I keep remembering even good people do bad things. My wife is gorgeous, kind, considerate, loveing, etc... She is also judgemental, two-faced, deceptive, etc... The good qualities outweigh the bad for sure. I know she loves me but I also know that I am not the only man she has ever loved. That her good and bad qualities are not unique to this relationship. The last thing I want to do is drive more people to divorce. Look at me, 3 times and I am still in-love with her. I advocate communicate not seperate.

This is what my psych said to me bluntly. DON'T TRUST HER 100% ANYMORE. I put it in caps cause I kept trying to argue that trust is the foundation and has to be rebuilt and yadayadayada. And she(my psych, yes a women doc saying this about another woman) kept repeating it.

She extrapolated later and said to rebuild the trust and don't be oppresive and other stuff. But do wonder where she is when she is late or what she is doing on the computer or cell when I am not around. Confront her when I feel the need to and don't accept answers that would stifle a conversation. She goes to the same psych now and several times during that period we turned our IC's into 2hr MC sessions. We found out that she had her own issues with sexuality and I was doomed from the beginning and our psych bluntly stated that she was surprised there hadn't been more incidents of infidelity. So this may not fit your problem. And I may be putting more thoughts in your head that may not apply so please take only what you want from this and don't let it damage you relationship further.

The fact that you made the descision not to talk about it so soon is great on your part. I couldn't let it go and for me that was a good thing as it brought out more of the stuff she was hiding and a bad thing as it kept me thinking "what else is she not telling me". But if it works for you I wish I had your commitment and inner peace.
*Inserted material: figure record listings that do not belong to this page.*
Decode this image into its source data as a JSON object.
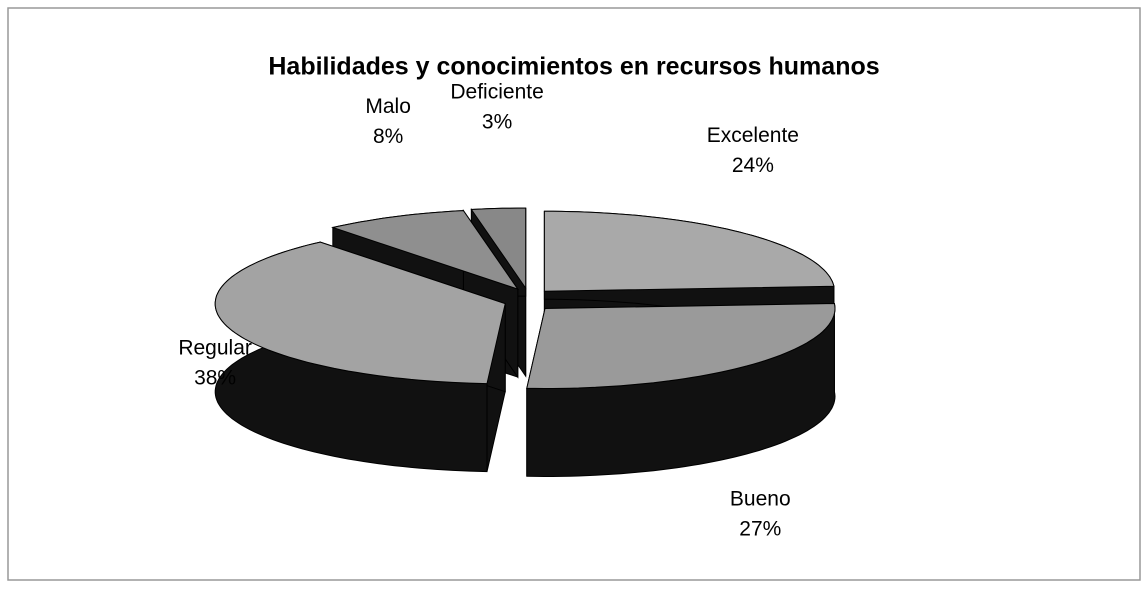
{
  "chart_data": {
    "type": "pie",
    "title": "Habilidades y conocimientos en recursos humanos",
    "categories": [
      "Excelente",
      "Bueno",
      "Regular",
      "Malo",
      "Deficiente"
    ],
    "values": [
      24,
      27,
      38,
      8,
      3
    ],
    "value_labels": [
      "24%",
      "27%",
      "38%",
      "8%",
      "3%"
    ],
    "colors": [
      "#a9a9a9",
      "#9a9a9a",
      "#a3a3a3",
      "#8f8f8f",
      "#888888"
    ]
  }
}
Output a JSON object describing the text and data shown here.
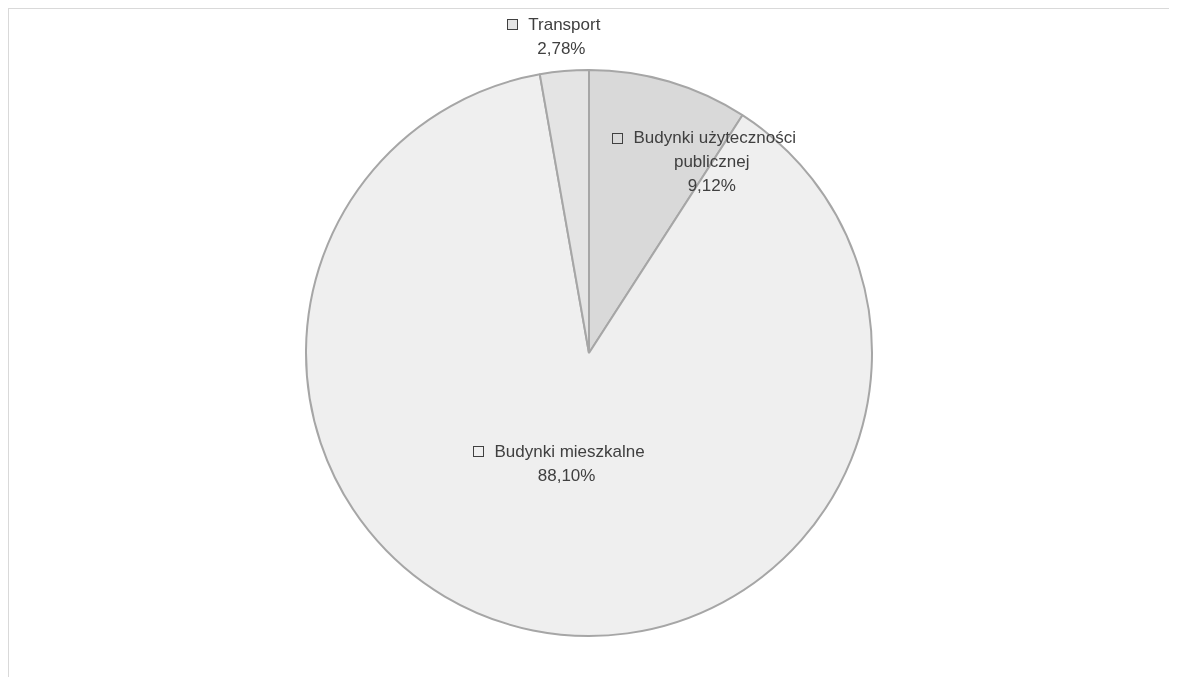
{
  "chart_data": {
    "type": "pie",
    "categories": [
      "Budynki użyteczności publicznej",
      "Budynki mieszkalne",
      "Transport"
    ],
    "values": [
      9.12,
      88.1,
      2.78
    ],
    "colors": [
      "#d9d9d9",
      "#efefef",
      "#e4e4e4"
    ],
    "value_labels": [
      "9,12%",
      "88,10%",
      "2,78%"
    ],
    "legend": "top"
  }
}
The not wanting to go to MC isn't that uncommon for men. I was fortunate and already seeing a psych before this happened. She started seeing her a year before this happened. So like said above, we turned our IC sessions into 2hr long MC sessions for a while. The one bonus about MC is you have an educated, seen that, know some solutions referree onhand to stop things from blowing out.

Whatever your descision, you sound like you are still in-love with your man. Remeber that when things get tough and even knock-down, drag-out, call each other horrible names fights can be resoved. Divorce is not the answer and it sounds like it never was for you so good for you. 

My mom had this peice of advice "Never go to bed angry". It works ... most of the time.